I actually never have, yet there is an AR-15 (chambered in 6.5 Grendel) sitting at the doorstep for this purpose. Calving cattle are vulnerable to 'pack' attacks, esp. if the bull is a 'no show father'...
It's amazing how the wildlife (hawks, eagles, foxes & coyotes - woodchucks) respect the presence of a proactive German Shepherd dog 'patrolling their area'... I've had to get my varmint gun out - to effect - a number of times since the passing of 'Anke Liede' my beloved (GSD)...
Btw, woodchucks go burst w/ a 6mm Norma BR, .22-250 has nothing on the 6mm Berger hp, Hornady A-max or XTP (imho). Looking forward to a GSD being back on 'watch duty' ... 6.5 Grendel is the last resort gun in a midnight scare, don't have it in a bolt action gun yet, so it doesn't get used much.
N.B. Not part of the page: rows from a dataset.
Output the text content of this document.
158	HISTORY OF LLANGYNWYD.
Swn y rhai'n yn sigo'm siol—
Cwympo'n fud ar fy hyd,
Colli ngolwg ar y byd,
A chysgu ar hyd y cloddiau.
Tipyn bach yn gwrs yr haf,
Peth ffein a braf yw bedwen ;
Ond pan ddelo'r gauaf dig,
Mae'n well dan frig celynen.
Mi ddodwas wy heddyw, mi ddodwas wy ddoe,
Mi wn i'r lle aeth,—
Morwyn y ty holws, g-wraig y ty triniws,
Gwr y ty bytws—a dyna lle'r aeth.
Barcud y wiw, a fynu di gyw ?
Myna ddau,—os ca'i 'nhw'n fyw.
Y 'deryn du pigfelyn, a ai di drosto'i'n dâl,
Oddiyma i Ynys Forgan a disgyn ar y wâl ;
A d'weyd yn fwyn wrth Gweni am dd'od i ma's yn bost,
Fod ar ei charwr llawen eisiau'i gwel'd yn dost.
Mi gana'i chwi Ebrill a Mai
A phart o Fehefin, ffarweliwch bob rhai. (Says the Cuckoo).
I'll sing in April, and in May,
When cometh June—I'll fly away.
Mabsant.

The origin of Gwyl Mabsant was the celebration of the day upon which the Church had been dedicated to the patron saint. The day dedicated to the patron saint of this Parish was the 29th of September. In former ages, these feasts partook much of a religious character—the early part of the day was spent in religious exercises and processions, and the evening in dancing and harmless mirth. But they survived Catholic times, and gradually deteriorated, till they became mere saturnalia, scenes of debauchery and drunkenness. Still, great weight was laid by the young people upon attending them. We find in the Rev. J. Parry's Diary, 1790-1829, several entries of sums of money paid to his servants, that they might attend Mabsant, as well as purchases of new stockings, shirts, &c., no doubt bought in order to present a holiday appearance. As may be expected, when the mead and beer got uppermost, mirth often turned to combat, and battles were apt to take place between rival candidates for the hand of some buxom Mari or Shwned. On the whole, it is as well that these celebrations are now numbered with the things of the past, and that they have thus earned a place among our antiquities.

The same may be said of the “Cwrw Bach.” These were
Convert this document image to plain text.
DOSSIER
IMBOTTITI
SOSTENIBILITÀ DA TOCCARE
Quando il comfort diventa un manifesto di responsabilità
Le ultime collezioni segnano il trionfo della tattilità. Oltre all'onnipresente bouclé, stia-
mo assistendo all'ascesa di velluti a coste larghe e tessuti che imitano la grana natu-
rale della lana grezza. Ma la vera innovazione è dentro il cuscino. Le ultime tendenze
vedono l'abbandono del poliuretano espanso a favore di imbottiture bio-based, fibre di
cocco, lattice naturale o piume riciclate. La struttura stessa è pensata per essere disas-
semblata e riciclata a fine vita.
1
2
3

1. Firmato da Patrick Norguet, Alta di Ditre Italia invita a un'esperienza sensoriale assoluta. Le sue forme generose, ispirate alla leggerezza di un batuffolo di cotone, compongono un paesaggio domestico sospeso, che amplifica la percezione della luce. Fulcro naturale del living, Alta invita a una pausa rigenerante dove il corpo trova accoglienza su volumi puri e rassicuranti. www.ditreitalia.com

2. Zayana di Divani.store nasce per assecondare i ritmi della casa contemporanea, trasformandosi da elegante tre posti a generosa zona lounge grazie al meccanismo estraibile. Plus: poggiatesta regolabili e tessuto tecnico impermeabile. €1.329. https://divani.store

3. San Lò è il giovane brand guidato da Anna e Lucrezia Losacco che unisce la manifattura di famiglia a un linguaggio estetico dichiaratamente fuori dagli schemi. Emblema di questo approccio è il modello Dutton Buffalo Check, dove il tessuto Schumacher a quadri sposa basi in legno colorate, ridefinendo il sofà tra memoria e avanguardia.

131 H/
(Oh yehh, I have chickens too)
It’s very difficult to decrease coyote populations by killing them. I have seen it done in relatively small geographic areas but as you say the population rebounds quickly.
The secret to having healthy populations is knowing which individual coyotes should be killed and leaving the rest alone. It isn’t hard to figure out which individual is the problem and eliminate it. In 20+ years in the livestock business I suppose I’ve shot less than ten coyotes. They were either habitual predators of domestic livestock, mangy, or rabid (or a combination of these three reasons). The rest of the coyotes are left to perform their duties of varmint control and carcass/placenta disposal.